Housing Market Restraints and Their Divisive Nature
Housing Market Restraints and Their Divisive Nature
Over the course of nearly a decade, the Canadian housing market rocketed upwards in terms of pricing. Although it may not have been intended, many claim the increase is due to the attempted rescuing of global capitalism as of 2008.
Firefighting: The Financial Crisis and Its Lessons, a brand new book published by Ben Bernanke, former chair of the United States Federal Reserve, puts plenty of additional evidence on display.
According to Bernanke’s book, the 2008 credit crunch led to central banks around the globe cutting interest rates. The goal being to prevent harm should an event similar to the Great Depression occur.
“We helped shape the American and international response to a conflagration that choked off global credit, ravaged global finance, and plunged the American economy into the most damaging recession since the bread lines and shantytowns of the 1930s,”.
Critics are calling the scheme an issue derived from irresponsible and mismanaged lending. Slashing interest rates to near zero, giving hundreds of billion to banks (U.S. dollars), and other similar actions.
Despite the evidence that Bernanke got this right, signs opposing such a notion are still present. Interest rates that are held lower than market demand have created several distortions.
Following the events of 2008, the U.S. housing market was completely collapsed. They absolutely needed the stimulus that was provided by low rates. It’s important to note that this was not the case in Canada and Australia, where housing markets were doing phenomenally.
Canada’s housing market is relative in terms of its independance, and due to this, their housing market was affected. Had the Bank of Canada held rates above four percent while the Feds were holding at approximately zero, the results would be disastrous.

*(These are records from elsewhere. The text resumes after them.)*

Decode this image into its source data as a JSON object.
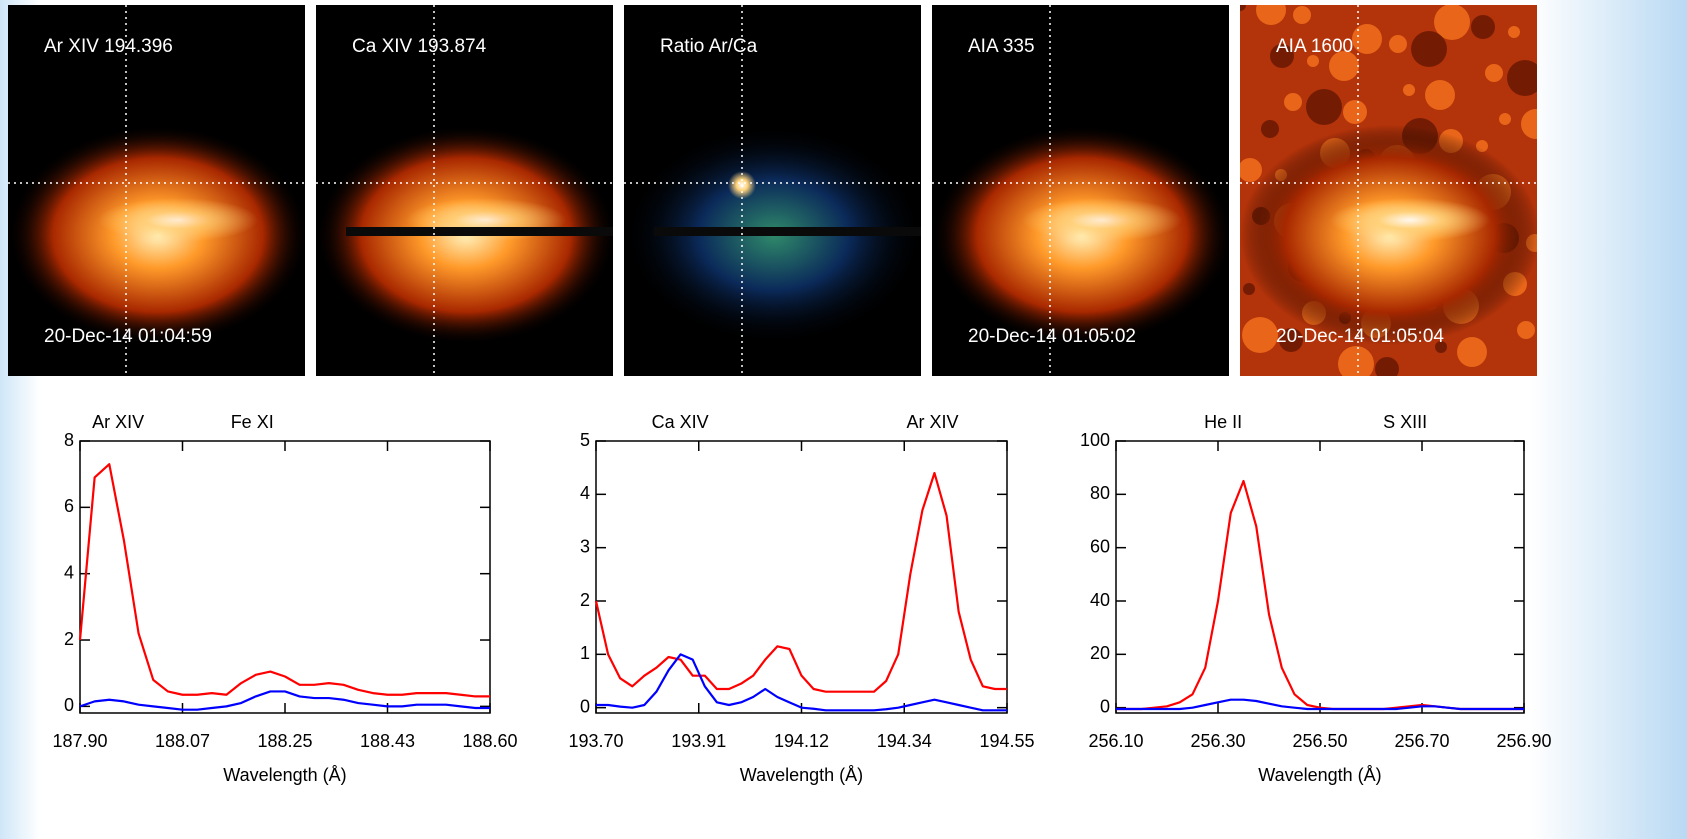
{
  "panels": [
    {
      "label": "Ar XIV 194.396",
      "timestamp": "20-Dec-14 01:04:59"
    },
    {
      "label": "Ca XIV 193.874"
    },
    {
      "label": "Ratio Ar/Ca"
    },
    {
      "label": "AIA 335",
      "timestamp": "20-Dec-14 01:05:02"
    },
    {
      "label": "AIA 1600",
      "timestamp": "20-Dec-14 01:05:04"
    }
  ],
  "chart_data": [
    {
      "type": "line",
      "x_label": "Wavelength (Å)",
      "annotations": [
        {
          "text": "Ar XIV",
          "x": 187.965
        },
        {
          "text": "Fe XI",
          "x": 188.194
        }
      ],
      "xlim": [
        187.9,
        188.6
      ],
      "xticks": [
        {
          "value": 187.9,
          "label": "187.90"
        },
        {
          "value": 188.075,
          "label": "188.07"
        },
        188.25,
        {
          "value": 188.425,
          "label": "188.43"
        },
        {
          "value": 188.6,
          "label": "188.60"
        }
      ],
      "ylim": [
        -0.2,
        8
      ],
      "yticks": [
        0,
        2,
        4,
        6,
        8
      ],
      "x": [
        187.9,
        187.925,
        187.95,
        187.975,
        188.0,
        188.025,
        188.05,
        188.075,
        188.1,
        188.125,
        188.15,
        188.175,
        188.2,
        188.225,
        188.25,
        188.275,
        188.3,
        188.325,
        188.35,
        188.375,
        188.4,
        188.425,
        188.45,
        188.475,
        188.5,
        188.525,
        188.55,
        188.575,
        188.6
      ],
      "series": [
        {
          "color": "#ff0000",
          "values": [
            2.0,
            6.9,
            7.3,
            5.0,
            2.2,
            0.8,
            0.45,
            0.35,
            0.35,
            0.4,
            0.35,
            0.7,
            0.95,
            1.05,
            0.9,
            0.65,
            0.65,
            0.7,
            0.65,
            0.5,
            0.4,
            0.35,
            0.35,
            0.4,
            0.4,
            0.4,
            0.35,
            0.3,
            0.3
          ]
        },
        {
          "color": "#0000ff",
          "values": [
            0.0,
            0.15,
            0.2,
            0.15,
            0.05,
            0,
            -0.05,
            -0.1,
            -0.1,
            -0.05,
            0,
            0.1,
            0.3,
            0.45,
            0.45,
            0.3,
            0.25,
            0.25,
            0.2,
            0.1,
            0.05,
            0,
            0.0,
            0.05,
            0.05,
            0.05,
            0,
            -0.05,
            -0.05
          ]
        }
      ]
    },
    {
      "type": "line",
      "x_label": "Wavelength (Å)",
      "annotations": [
        {
          "text": "Ca XIV",
          "x": 193.874
        },
        {
          "text": "Ar XIV",
          "x": 194.396
        }
      ],
      "xlim": [
        193.7,
        194.55
      ],
      "xticks": [
        {
          "value": 193.7,
          "label": "193.70"
        },
        {
          "value": 193.9125,
          "label": "193.91"
        },
        {
          "value": 194.125,
          "label": "194.12"
        },
        {
          "value": 194.3375,
          "label": "194.34"
        },
        194.55
      ],
      "ylim": [
        -0.1,
        5
      ],
      "yticks": [
        0,
        1,
        2,
        3,
        4,
        5
      ],
      "x": [
        193.7,
        193.725,
        193.75,
        193.775,
        193.8,
        193.825,
        193.85,
        193.875,
        193.9,
        193.925,
        193.95,
        193.975,
        194.0,
        194.025,
        194.05,
        194.075,
        194.1,
        194.125,
        194.15,
        194.175,
        194.2,
        194.225,
        194.25,
        194.275,
        194.3,
        194.325,
        194.35,
        194.375,
        194.4,
        194.425,
        194.45,
        194.475,
        194.5,
        194.525,
        194.55
      ],
      "series": [
        {
          "color": "#ff0000",
          "values": [
            2.0,
            1.0,
            0.55,
            0.4,
            0.6,
            0.75,
            0.95,
            0.9,
            0.6,
            0.6,
            0.35,
            0.35,
            0.45,
            0.6,
            0.9,
            1.15,
            1.1,
            0.6,
            0.35,
            0.3,
            0.3,
            0.3,
            0.3,
            0.3,
            0.5,
            1.0,
            2.5,
            3.7,
            4.4,
            3.6,
            1.8,
            0.9,
            0.4,
            0.35,
            0.35
          ]
        },
        {
          "color": "#0000ff",
          "values": [
            0.05,
            0.05,
            0.02,
            0.0,
            0.05,
            0.3,
            0.7,
            1.0,
            0.9,
            0.4,
            0.1,
            0.05,
            0.1,
            0.2,
            0.35,
            0.2,
            0.1,
            0.0,
            -0.02,
            -0.05,
            -0.05,
            -0.05,
            -0.05,
            -0.05,
            -0.03,
            0.0,
            0.05,
            0.1,
            0.15,
            0.1,
            0.05,
            0.0,
            -0.05,
            -0.05,
            -0.05
          ]
        }
      ]
    },
    {
      "type": "line",
      "x_label": "Wavelength (Å)",
      "annotations": [
        {
          "text": "He II",
          "x": 256.31
        },
        {
          "text": "S XIII",
          "x": 256.667
        }
      ],
      "xlim": [
        256.1,
        256.9
      ],
      "xticks": [
        {
          "value": 256.1,
          "label": "256.10"
        },
        {
          "value": 256.3,
          "label": "256.30"
        },
        {
          "value": 256.5,
          "label": "256.50"
        },
        {
          "value": 256.7,
          "label": "256.70"
        },
        {
          "value": 256.9,
          "label": "256.90"
        }
      ],
      "ylim": [
        -2,
        100
      ],
      "yticks": [
        0,
        20,
        40,
        60,
        80,
        100
      ],
      "x": [
        256.1,
        256.125,
        256.15,
        256.175,
        256.2,
        256.225,
        256.25,
        256.275,
        256.3,
        256.325,
        256.35,
        256.375,
        256.4,
        256.425,
        256.45,
        256.475,
        256.5,
        256.525,
        256.55,
        256.575,
        256.6,
        256.625,
        256.65,
        256.675,
        256.7,
        256.725,
        256.75,
        256.775,
        256.8,
        256.825,
        256.85,
        256.875,
        256.9
      ],
      "series": [
        {
          "color": "#ff0000",
          "values": [
            -0.5,
            -0.5,
            -0.5,
            0,
            0.5,
            2,
            5,
            15,
            40,
            73,
            85,
            68,
            35,
            15,
            5,
            1,
            0,
            -0.5,
            -0.5,
            -0.5,
            -0.5,
            -0.5,
            0,
            0.5,
            1,
            0.5,
            0,
            -0.5,
            -0.5,
            -0.5,
            -0.5,
            -0.5,
            -0.5
          ]
        },
        {
          "color": "#0000ff",
          "values": [
            -0.5,
            -0.5,
            -0.5,
            -0.5,
            -0.5,
            -0.5,
            0,
            1,
            2,
            3,
            3,
            2.5,
            1.5,
            0.5,
            0,
            -0.5,
            -0.5,
            -0.5,
            -0.5,
            -0.5,
            -0.5,
            -0.5,
            -0.5,
            0,
            0.5,
            0.5,
            0,
            -0.5,
            -0.5,
            -0.5,
            -0.5,
            -0.5,
            -0.5
          ]
        }
      ]
    }
  ]
}
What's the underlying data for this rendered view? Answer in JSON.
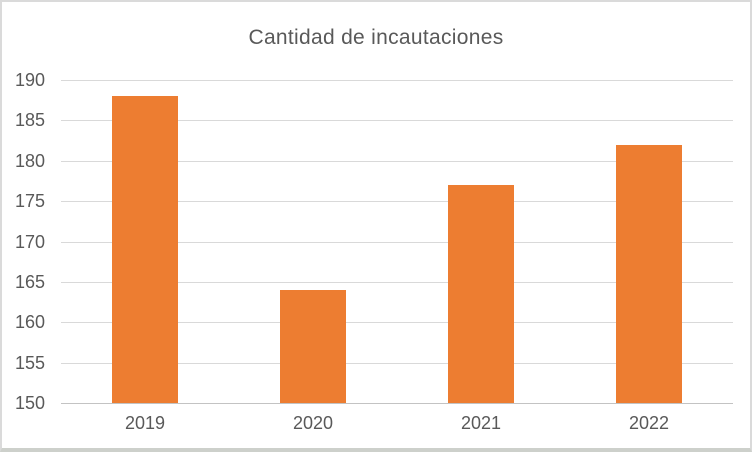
{
  "chart_data": {
    "type": "bar",
    "title": "Cantidad de incautaciones",
    "categories": [
      "2019",
      "2020",
      "2021",
      "2022"
    ],
    "values": [
      188,
      164,
      177,
      182
    ],
    "xlabel": "",
    "ylabel": "",
    "ylim": [
      150,
      190
    ],
    "yticks": [
      150,
      155,
      160,
      165,
      170,
      175,
      180,
      185,
      190
    ],
    "grid": true,
    "legend": "none",
    "colors": {
      "bar": "#ED7D31",
      "text": "#595959",
      "gridline": "#D9D9D9",
      "axis_line": "#C3C3C3",
      "background": "#FFFFFF"
    }
  }
}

The view from before the incident must have appeared as though the Canadian Market would boom. More construction, as well as more money in the hands of the owners. Unfortunately, that wasn’t the case.
Some locations saw an increase of almost 30 percent in only a year. Houses become essentially unaffordable. Nobody could buy a house, as a figurative monster loomed over the market.
It’s important to note that while these rates of return were shockingly high, foreign buyers took their shot at bidding the market up further, and succeeded. The only way for most Canadians to compete with these foreign buyers was to obtain a mortgage that inevitably ravaged their overall income.
During this time, Stephen Poloz, governor of the Bank of Canada following Mark Carney, was up to his ears with concern. This housing bubble seemed like it was about to burst, and splash all over the rest of Canada.
It’s mere common knowledge that Poloz’s hands are tied behind his back. Not much he can do but remain on path with U.S. interest rates.
The Bank of Canada has been using macroprudential tools in order to keep interest rates low and stimulation high. In order for this stimulation to remain contained, the use of mortgage stress tests has become vital.
Mortgage stress tests have been shown to accomplish their goal many times over, however, they tend to leave home owners moving towards other sources of funding. Also, mortgages themselves are on the decline.
Perhaps all that’s needed is the proper dose of stimulus. No need for a repeat of 2008.